The space telescope has saved most of its fuel on the journey, extending the mission

The James Webb Space Telescope (JWST) arrived at its final destination on 24 January at 7:05pm UT.

Webb is an infrared telescope with a 6.5m-wide mirror, making it the largest one ever deployed in space when it launched on 25 December 2021. A month later, it arrived at the gravitationally stable second Lagrange point (L2), located 1.5 million km from Earth. JWST fired its thrusters for five minutes to add around 1.6 metres per second to its speed. Though little more than a walking pace, this was all that was needed to put it into its final ‘halo’ orbit, moving in an ellipse around the L2 point.

This mid-course correction burn occurred a day later than scheduled, as both the launch and previous two course corrections had been so precise that hardly a nudge was needed to achieve its final orbit. Thanks to this accuracy, Webb was able to save a huge amount of fuel that can now be used in its operational phase, potentially extending the mission by decades.

“JWST’s success is a tribute to all the folks who spent many years and even decades to ensure it,” says Bill Ochs, JWST’s project manager, who is now leading the telescope team as they spend the next five months setting it up. They had achieved the first step of establishing the high-speed data connection at the time of going to press. https://webb.nasa.gov/


Comment by Chris Lintott

There are moments in life where you stop, astonished, by what you’ve just managed to do. It could be the tennis shot that sings off the strings, or when you catch all three of the glasses falling from the kitchen cupboard!

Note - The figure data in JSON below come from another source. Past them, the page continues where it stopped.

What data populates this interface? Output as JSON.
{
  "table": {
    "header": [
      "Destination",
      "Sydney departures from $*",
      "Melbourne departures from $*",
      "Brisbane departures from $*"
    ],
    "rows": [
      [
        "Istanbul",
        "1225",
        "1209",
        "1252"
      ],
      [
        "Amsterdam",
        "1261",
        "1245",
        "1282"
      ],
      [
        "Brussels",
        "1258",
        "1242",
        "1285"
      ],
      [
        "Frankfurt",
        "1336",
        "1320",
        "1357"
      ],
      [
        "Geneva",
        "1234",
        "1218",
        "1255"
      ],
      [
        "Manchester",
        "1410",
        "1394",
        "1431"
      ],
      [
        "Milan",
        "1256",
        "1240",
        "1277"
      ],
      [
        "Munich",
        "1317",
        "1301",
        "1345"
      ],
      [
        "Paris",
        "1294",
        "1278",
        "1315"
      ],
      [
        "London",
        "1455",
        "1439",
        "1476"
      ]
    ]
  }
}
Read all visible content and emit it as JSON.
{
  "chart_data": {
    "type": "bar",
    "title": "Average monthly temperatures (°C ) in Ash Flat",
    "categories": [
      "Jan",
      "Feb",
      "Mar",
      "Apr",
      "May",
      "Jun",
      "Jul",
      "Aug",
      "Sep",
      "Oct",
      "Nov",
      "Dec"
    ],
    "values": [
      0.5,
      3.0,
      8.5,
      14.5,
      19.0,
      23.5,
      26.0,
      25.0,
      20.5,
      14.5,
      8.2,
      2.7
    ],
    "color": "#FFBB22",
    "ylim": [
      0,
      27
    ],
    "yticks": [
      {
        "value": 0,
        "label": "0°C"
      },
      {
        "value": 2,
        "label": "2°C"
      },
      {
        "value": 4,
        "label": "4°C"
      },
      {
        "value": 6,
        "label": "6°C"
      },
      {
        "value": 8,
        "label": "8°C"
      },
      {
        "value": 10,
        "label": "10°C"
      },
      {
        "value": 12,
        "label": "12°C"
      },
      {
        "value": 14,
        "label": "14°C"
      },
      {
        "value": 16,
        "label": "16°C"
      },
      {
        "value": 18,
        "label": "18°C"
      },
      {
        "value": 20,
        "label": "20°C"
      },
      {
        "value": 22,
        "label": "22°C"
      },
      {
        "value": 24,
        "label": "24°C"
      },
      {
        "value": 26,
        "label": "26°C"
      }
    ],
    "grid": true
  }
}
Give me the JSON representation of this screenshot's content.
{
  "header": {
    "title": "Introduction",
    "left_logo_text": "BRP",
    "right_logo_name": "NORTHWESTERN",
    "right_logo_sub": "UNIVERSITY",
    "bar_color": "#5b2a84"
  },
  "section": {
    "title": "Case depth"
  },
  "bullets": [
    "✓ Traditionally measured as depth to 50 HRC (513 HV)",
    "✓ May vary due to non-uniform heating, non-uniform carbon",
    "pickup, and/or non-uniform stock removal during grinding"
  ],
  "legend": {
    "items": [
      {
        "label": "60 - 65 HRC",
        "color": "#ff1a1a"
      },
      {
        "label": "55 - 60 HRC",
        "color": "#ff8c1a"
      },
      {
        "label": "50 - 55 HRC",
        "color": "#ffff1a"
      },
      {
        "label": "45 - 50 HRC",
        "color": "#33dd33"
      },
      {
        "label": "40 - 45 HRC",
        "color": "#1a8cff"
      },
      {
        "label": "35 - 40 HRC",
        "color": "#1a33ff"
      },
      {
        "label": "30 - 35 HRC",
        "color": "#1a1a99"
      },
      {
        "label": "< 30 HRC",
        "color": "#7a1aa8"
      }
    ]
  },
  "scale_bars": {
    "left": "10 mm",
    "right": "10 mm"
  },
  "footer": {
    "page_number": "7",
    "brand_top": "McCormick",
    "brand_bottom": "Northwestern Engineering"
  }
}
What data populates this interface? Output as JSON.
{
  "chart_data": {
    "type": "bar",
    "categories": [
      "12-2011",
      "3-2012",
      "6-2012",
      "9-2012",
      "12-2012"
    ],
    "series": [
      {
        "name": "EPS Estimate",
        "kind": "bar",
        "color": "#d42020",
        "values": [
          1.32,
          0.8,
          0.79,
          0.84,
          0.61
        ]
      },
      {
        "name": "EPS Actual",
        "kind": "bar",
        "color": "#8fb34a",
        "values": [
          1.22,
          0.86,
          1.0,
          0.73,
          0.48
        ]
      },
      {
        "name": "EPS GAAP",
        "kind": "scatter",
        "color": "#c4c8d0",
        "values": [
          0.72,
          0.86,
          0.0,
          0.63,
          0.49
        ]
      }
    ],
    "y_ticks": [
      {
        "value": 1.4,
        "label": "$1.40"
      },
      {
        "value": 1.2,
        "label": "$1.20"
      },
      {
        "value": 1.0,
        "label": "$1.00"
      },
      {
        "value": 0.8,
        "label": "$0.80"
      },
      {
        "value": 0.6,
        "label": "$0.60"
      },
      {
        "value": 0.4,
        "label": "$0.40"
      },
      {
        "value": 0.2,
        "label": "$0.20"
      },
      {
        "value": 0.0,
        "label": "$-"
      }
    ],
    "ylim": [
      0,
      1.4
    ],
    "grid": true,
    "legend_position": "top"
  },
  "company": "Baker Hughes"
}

A similar feeling of bewildered excitement fills astronomers right now. The incredible JWST team have just played the game of their lives, executing the complex and scary sequence required to unfold the telescope and get it into position. As you read this, starlight is hitting JWST’s mirrors, which are slowly being calibrated.

Because of this brilliance, it’s slowly sinking in that we really are going to get to see the early Universe and the hearts of stellar nurseries. We really are going to get all that data on nearby exoplanets. After years of anxiety, we might just need a few months to grasp that it’s really happened, that’s all.